Les évènements de février 2008, la cooptation de certains membres par l’Exécutif et la mise en place de la CENI et de ses démembrements ont fortement ébranlé la cohésion en son sein. La gestion de l’affirmation de la double appartenance à l’opposition et à l’Exécutif se révèle franchement acrobatique.
On peut espérer que la CPDC puisse encore demeurer un cadre informel de concertation de ses membres dans la gestion de l’Accord politique du 13 août 2007. Le reste, c’est-à-dire parler de listes communes pour les législatives et de candidat unique pour la présidentielle, sera, à l’évidence très laborieux.
Faisant la part entre nos souhaits, entre les souhaits de la population et la réalité objective, nous ne pourrions que prendre acte des différences d’approches liées certainement à des différences d’intérêts.
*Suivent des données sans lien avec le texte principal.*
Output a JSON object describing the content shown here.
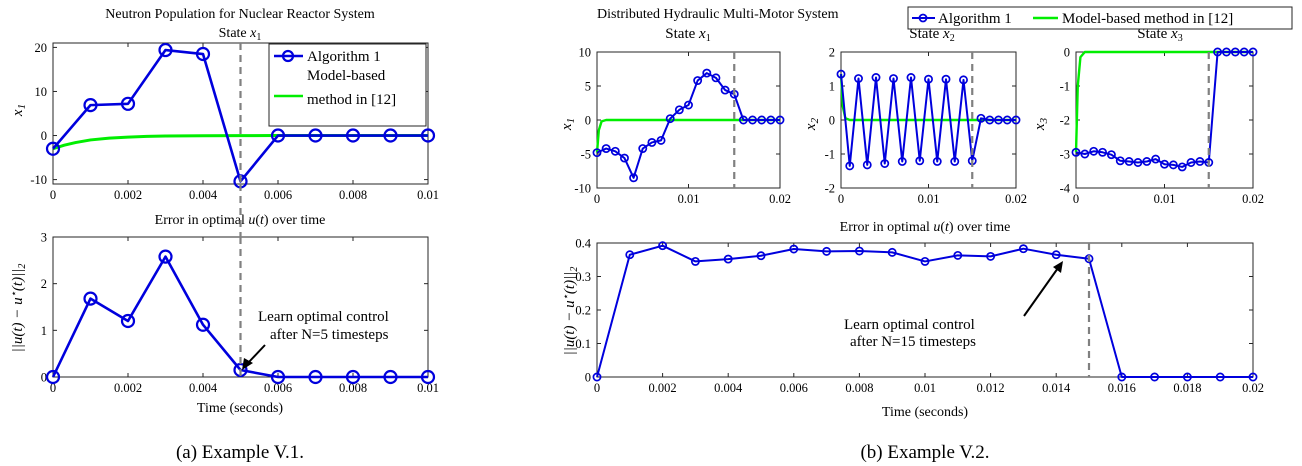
{
  "colors": {
    "algorithm": "#0000dd",
    "model": "#00ee00",
    "guide": "#808080",
    "axis": "#262626"
  },
  "captions": {
    "a": "(a) Example V.1.",
    "b": "(b) Example V.2."
  },
  "legend": {
    "algorithm": "Algorithm 1",
    "model_line1": "Model-based",
    "model_line2": "method in [12]",
    "model_full": "Model-based method in [12]"
  },
  "annotations": {
    "a_line1": "Learn optimal control",
    "a_line2": "after N=5 timesteps",
    "b_line1": "Learn optimal control",
    "b_line2": "after N=15 timesteps"
  },
  "chart_data": [
    {
      "id": "a_state",
      "type": "line",
      "title": "Neutron Population for Nuclear Reactor System",
      "subtitle": "State x1",
      "xlabel": "",
      "ylabel": "x1",
      "xlim": [
        0,
        0.01
      ],
      "ylim": [
        -11,
        21
      ],
      "xticks": [
        0,
        0.002,
        0.004,
        0.006,
        0.008,
        0.01
      ],
      "yticks": [
        -10,
        0,
        10,
        20
      ],
      "vline": 0.005,
      "series": [
        {
          "name": "Algorithm 1",
          "role": "algorithm",
          "markers": true,
          "x": [
            0,
            0.001,
            0.002,
            0.003,
            0.004,
            0.005,
            0.006,
            0.007,
            0.008,
            0.009,
            0.01
          ],
          "y": [
            -3,
            6.9,
            7.2,
            19.4,
            18.5,
            -10.4,
            0,
            0,
            0,
            0,
            0
          ]
        },
        {
          "name": "Model-based method in [12]",
          "role": "model",
          "markers": false,
          "x": [
            0,
            0.0003,
            0.0006,
            0.001,
            0.0015,
            0.002,
            0.0025,
            0.003,
            0.004,
            0.005,
            0.006,
            0.007,
            0.008,
            0.009,
            0.01
          ],
          "y": [
            -3,
            -2.2,
            -1.6,
            -1.0,
            -0.6,
            -0.35,
            -0.2,
            -0.12,
            -0.05,
            -0.02,
            0,
            0,
            0,
            0,
            0
          ]
        }
      ]
    },
    {
      "id": "a_error",
      "type": "line",
      "title": "Error in optimal u(t) over time",
      "xlabel": "Time (seconds)",
      "ylabel": "||u(t) − u*(t)||2",
      "xlim": [
        0,
        0.01
      ],
      "ylim": [
        0,
        3
      ],
      "xticks": [
        0,
        0.002,
        0.004,
        0.006,
        0.008,
        0.01
      ],
      "yticks": [
        0,
        1,
        2,
        3
      ],
      "vline": 0.005,
      "series": [
        {
          "name": "Algorithm 1",
          "role": "algorithm",
          "markers": true,
          "x": [
            0,
            0.001,
            0.002,
            0.003,
            0.004,
            0.005,
            0.006,
            0.007,
            0.008,
            0.009,
            0.01
          ],
          "y": [
            0,
            1.68,
            1.2,
            2.58,
            1.12,
            0.15,
            0,
            0,
            0,
            0,
            0
          ]
        }
      ]
    },
    {
      "id": "b_x1",
      "type": "line",
      "title": "State x1",
      "xlabel": "",
      "ylabel": "x1",
      "xlim": [
        0,
        0.02
      ],
      "ylim": [
        -10,
        10
      ],
      "xticks": [
        0,
        0.01,
        0.02
      ],
      "yticks": [
        -10,
        -5,
        0,
        5,
        10
      ],
      "vline": 0.015,
      "series": [
        {
          "name": "Algorithm 1",
          "role": "algorithm",
          "markers": true,
          "x": [
            0,
            0.001,
            0.002,
            0.003,
            0.004,
            0.005,
            0.006,
            0.007,
            0.008,
            0.009,
            0.01,
            0.011,
            0.012,
            0.013,
            0.014,
            0.015,
            0.016,
            0.017,
            0.018,
            0.019,
            0.02
          ],
          "y": [
            -4.8,
            -4.2,
            -4.6,
            -5.6,
            -8.5,
            -4.2,
            -3.3,
            -3.0,
            0.2,
            1.5,
            2.2,
            5.8,
            6.9,
            6.2,
            4.4,
            3.8,
            0,
            0,
            0,
            0,
            0
          ]
        },
        {
          "name": "Model-based method in [12]",
          "role": "model",
          "markers": false,
          "x": [
            0,
            0.0002,
            0.0005,
            0.001,
            0.02
          ],
          "y": [
            -4.8,
            -1.5,
            -0.2,
            0,
            0
          ]
        }
      ]
    },
    {
      "id": "b_x2",
      "type": "line",
      "title": "State x2",
      "xlabel": "",
      "ylabel": "x2",
      "xlim": [
        0,
        0.02
      ],
      "ylim": [
        -2,
        2
      ],
      "xticks": [
        0,
        0.01,
        0.02
      ],
      "yticks": [
        -2,
        -1,
        0,
        1,
        2
      ],
      "vline": 0.015,
      "series": [
        {
          "name": "Algorithm 1",
          "role": "algorithm",
          "markers": true,
          "x": [
            0,
            0.001,
            0.002,
            0.003,
            0.004,
            0.005,
            0.006,
            0.007,
            0.008,
            0.009,
            0.01,
            0.011,
            0.012,
            0.013,
            0.014,
            0.015,
            0.016,
            0.017,
            0.018,
            0.019,
            0.02
          ],
          "y": [
            1.35,
            -1.35,
            1.22,
            -1.32,
            1.25,
            -1.28,
            1.22,
            -1.22,
            1.25,
            -1.2,
            1.2,
            -1.22,
            1.2,
            -1.22,
            1.18,
            -1.2,
            0.05,
            0,
            0,
            0,
            0
          ]
        },
        {
          "name": "Model-based method in [12]",
          "role": "model",
          "markers": false,
          "x": [
            0,
            0.0002,
            0.0005,
            0.001,
            0.02
          ],
          "y": [
            1.35,
            0.4,
            0.05,
            0,
            0
          ]
        }
      ]
    },
    {
      "id": "b_x3",
      "type": "line",
      "title": "State x3",
      "xlabel": "",
      "ylabel": "x3",
      "xlim": [
        0,
        0.02
      ],
      "ylim": [
        -4,
        0
      ],
      "xticks": [
        0,
        0.01,
        0.02
      ],
      "yticks": [
        -4,
        -3,
        -2,
        -1,
        0
      ],
      "vline": 0.015,
      "series": [
        {
          "name": "Algorithm 1",
          "role": "algorithm",
          "markers": true,
          "x": [
            0,
            0.001,
            0.002,
            0.003,
            0.004,
            0.005,
            0.006,
            0.007,
            0.008,
            0.009,
            0.01,
            0.011,
            0.012,
            0.013,
            0.014,
            0.015,
            0.016,
            0.017,
            0.018,
            0.019,
            0.02
          ],
          "y": [
            -2.95,
            -3.0,
            -2.92,
            -2.95,
            -3.02,
            -3.2,
            -3.22,
            -3.25,
            -3.22,
            -3.15,
            -3.3,
            -3.32,
            -3.38,
            -3.25,
            -3.22,
            -3.25,
            0,
            0,
            0,
            0,
            0
          ]
        },
        {
          "name": "Model-based method in [12]",
          "role": "model",
          "markers": false,
          "x": [
            0,
            0.0002,
            0.0005,
            0.001,
            0.02
          ],
          "y": [
            -2.95,
            -1.0,
            -0.15,
            0,
            0
          ]
        }
      ]
    },
    {
      "id": "b_error",
      "type": "line",
      "title": "Error in optimal u(t) over time",
      "xlabel": "Time (seconds)",
      "ylabel": "||u(t) − u*(t)||2",
      "xlim": [
        0,
        0.02
      ],
      "ylim": [
        0,
        0.4
      ],
      "xticks": [
        0,
        0.002,
        0.004,
        0.006,
        0.008,
        0.01,
        0.012,
        0.014,
        0.016,
        0.018,
        0.02
      ],
      "yticks": [
        0,
        0.1,
        0.2,
        0.3,
        0.4
      ],
      "vline": 0.015,
      "series": [
        {
          "name": "Algorithm 1",
          "role": "algorithm",
          "markers": true,
          "x": [
            0,
            0.001,
            0.002,
            0.003,
            0.004,
            0.005,
            0.006,
            0.007,
            0.008,
            0.009,
            0.01,
            0.011,
            0.012,
            0.013,
            0.014,
            0.015,
            0.016,
            0.017,
            0.018,
            0.019,
            0.02
          ],
          "y": [
            0,
            0.365,
            0.392,
            0.345,
            0.352,
            0.362,
            0.382,
            0.375,
            0.376,
            0.372,
            0.345,
            0.363,
            0.36,
            0.383,
            0.365,
            0.353,
            0,
            0,
            0,
            0,
            0
          ]
        }
      ]
    }
  ]
}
Ce qui annonce d’ores et déjà une recomposition du paysage politique.
Chers ami (e)s et compagnons, c’est à cette nouvelle perspective que je vous convie à réfléchir, à concevoir et à agir.
Il est encourageant de relever que les militants de notre parti ont entrepris un important travail de restructuration et d’élargissement de nos organes de base.
L’installation de quelques Comités d’Arrondissement pour la Ville de N’Djamena n’est qu’un cas parmi tant d’autres.
Il s’en suivra des manifestations similaires, tant à N’Djamena que dans d’autres localités du pays, comme vient de le relever la Secrétaire Exécutive Nationale.
Ce travail de restructuration doit aller de pair avec la formulation d’un programme politique offrant davantage de lisibilité dans ce que nous souhaiterions accomplir, avec d’autres tchadiens, afin de bâtir le renouveau démocratique et jeter les bases du progrès socio-économique. Les axes fondamentaux d’un tel programme sont de notre point de vue:
1- la recherche résolue de la paix par un dialogue constructif avec toutes les oppositions, ainsi que le respect des engagements et accords ;
2- l’approfondissement de la liberté d’expression, avec la cessation des entraves à l’exercice du métier de journaliste ; la dépénalisation du délit de
presse est pour nous un objectif cardinal ;
3- l’implication des citoyens dans la gestion de la chose publique qui passe par une réelle décentralisation des pouvoirs à travers la mise en place de toutes les collectivités territoriales prévues depuis 1996 par la Constitution d’une part, et par la mise en œuvre des mécanismes des véritables concertations des forces vives pour toute mesure à caractère social ou économique d’autre part;
4- l’acceptation de la démocratie dans toute sa plénitude avec une réelle possibilité d’alternance au pouvoir par la voie des urnes; ce qui implique le maintien, pendant encore plusieurs années, du cap dans la mise en œuvre des dispositions de l’Accord politique du 13 août 2007 ;
5- la restauration de l’Etat, dans toutes ses dimensions, en proie à un délitement sans précédent ;
6- l’assainissement de la situation économique et de la gestion des finances publiques, ainsi que la réponse adéquate à la très forte demande sociale, par la lutte contre la gabegie, la corruption et les détournements des deniers publics ; lutte qui ne doit pas être des opérations en trompe-l’œil sur fond de règlements de comptes, mais une lutte sous-tendue par une Justice équitable et indépendante, pour endiguer la banalisation de l’impunité et autres passe-droits.
L’AND convie, l’ensemble des formations politiques qui croient en la possibilité de construire un Tchad de paix et de progrès, à approfondir les débats autour de ces axes afin de dégager le programme de la « Nouvelle Espérance » tant attendu.
Il faut y aller vite car l’année 2010 et la suivante sont des années électorales et nous devons offrir des choix clairs à nos concitoyens.
En tout état de cause, à l’AND vous devez, d’ici le mois de mai 2010, être fixés non seulement sur ce que vous pouvez faire et ferez pendant les élections qui sont au programme, mais aussi avec qui vous allez le faire.